Christian Gojowczyk kümmert sich auch um die seelischen Nöte von Menschen, denen ein Jobverlust droht. Foto: Holm Wolschendorf
Christian Gojowczyk kümmert sich auch um die seelischen Nöte von Menschen, denen ein Jobverlust droht. Foto: Holm Wolschendorf
Das Entsetzen unter der Belegschaft ist groß, als Mann+Hummel Ende Juli das Aus für die Produktion in Ludwigsburg erklärt. Betriebsseelsorger Christian Gojowczyk übt heftige Kritik am Management des Unternehmens.

Ludwigsburg. Die Schreckensnachricht kommt kurz vor der Ferienzeit: Der Filterspezialist Mann+Hummel kündigt an, dass er an seinem Ludwigsburger Stammsitz die Produktion komplett schließen wird und 400 Mitarbeiter ihre Arbeitsplätze verlieren. Sie trifft die Entscheidung völlig überraschend. Der katholische Betriebsseelsorger Christian Gojowczyk steht den Betroffenen in dieser schwierigen Lage zur Seite.

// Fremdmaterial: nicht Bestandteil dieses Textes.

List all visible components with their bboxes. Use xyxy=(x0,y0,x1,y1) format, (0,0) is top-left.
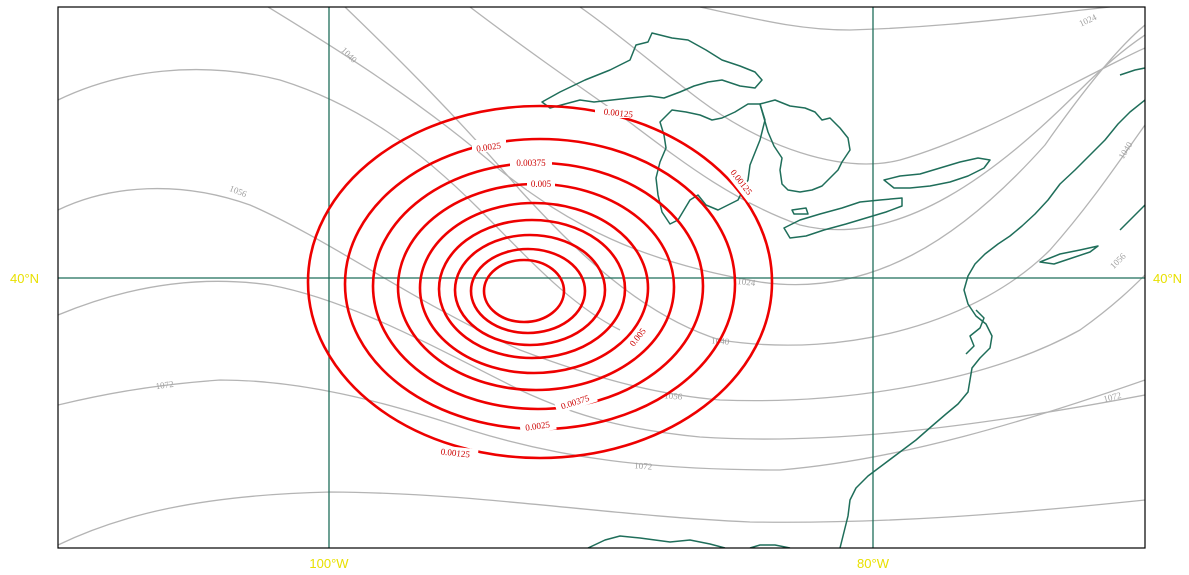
field-contour xyxy=(437,218,627,360)
east-coast-coastline xyxy=(839,99,1145,548)
height-label: 1024 xyxy=(737,276,756,288)
height-contour xyxy=(267,7,1145,286)
lake-erie-coastline xyxy=(783,197,903,239)
field-label: 0.00375 xyxy=(516,158,546,168)
height-label: 1056 xyxy=(664,390,683,402)
field-contour xyxy=(469,247,587,335)
southern-coastline xyxy=(587,535,726,548)
map-frame xyxy=(57,6,1146,549)
height-contour xyxy=(58,280,1145,440)
coastlines xyxy=(541,32,1145,548)
field-label: 0.00125 xyxy=(440,447,471,460)
field-contour xyxy=(453,233,607,347)
height-label: 1072 xyxy=(634,460,653,471)
field-label: 0.0025 xyxy=(476,140,502,153)
florida-coastline xyxy=(749,544,791,548)
lake-superior-coastline xyxy=(541,32,763,109)
lat-label-left: 40°N xyxy=(10,271,39,286)
lake-michigan-coastline xyxy=(655,103,766,225)
height-contour xyxy=(579,7,1145,165)
field-label: 0.0025 xyxy=(525,419,551,432)
field-label: 0.00125 xyxy=(603,107,634,120)
height-contour xyxy=(58,491,1145,546)
height-contour xyxy=(58,379,1145,471)
field-contour xyxy=(418,201,650,375)
chesapeake-coastline xyxy=(965,309,985,355)
island-coastline xyxy=(791,207,809,215)
height-label: 1072 xyxy=(155,379,174,391)
lat-label-right: 40°N xyxy=(1153,271,1182,286)
northeast-coastline-2 xyxy=(1119,67,1145,76)
height-contour xyxy=(58,68,621,331)
field-contour xyxy=(482,258,566,324)
height-contour xyxy=(58,187,1145,402)
height-contour xyxy=(469,7,1145,231)
height-contour xyxy=(699,7,1111,31)
field-label: 0.005 xyxy=(531,179,552,189)
northeast-coastline xyxy=(1119,204,1145,231)
height-label: 1072 xyxy=(1102,390,1122,404)
tick-labels: 40°N 40°N 100°W 80°W xyxy=(10,271,1182,571)
lake-ontario-coastline xyxy=(883,157,991,189)
lon-label-100w: 100°W xyxy=(309,556,349,571)
field-contour xyxy=(306,104,774,460)
gridlines xyxy=(58,7,1145,548)
lake-huron-coastline xyxy=(759,99,851,193)
lon-label-80w: 80°W xyxy=(857,556,890,571)
long-island-coastline xyxy=(1039,245,1099,265)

Herr Gojowczyk, was hat Sie am meisten empört, als die Geschäftsführung von Mann+Hummel den Stellenabbau angekündigt hat?

Christian Gojowczyk: Das Vorgehen, dass man sowohl die Mitarbeitervertretung und ihre Organe als auch die Belegschaft einfach mit einem als unverrückbar feststehenden Beschluss konfrontiert hat, der offensichtlich von Unternehmensverantwortlichen schon gefasst worden ist, ohne dass man die Pläne vorher mit der betrieblichen Interessensvertretung, gegebenenfalls auch mit der Gewerkschaft, in irgendeiner Form inhaltlich erörtert hat.

Ist das Mann+Hummel-Management dazu verpflichtet?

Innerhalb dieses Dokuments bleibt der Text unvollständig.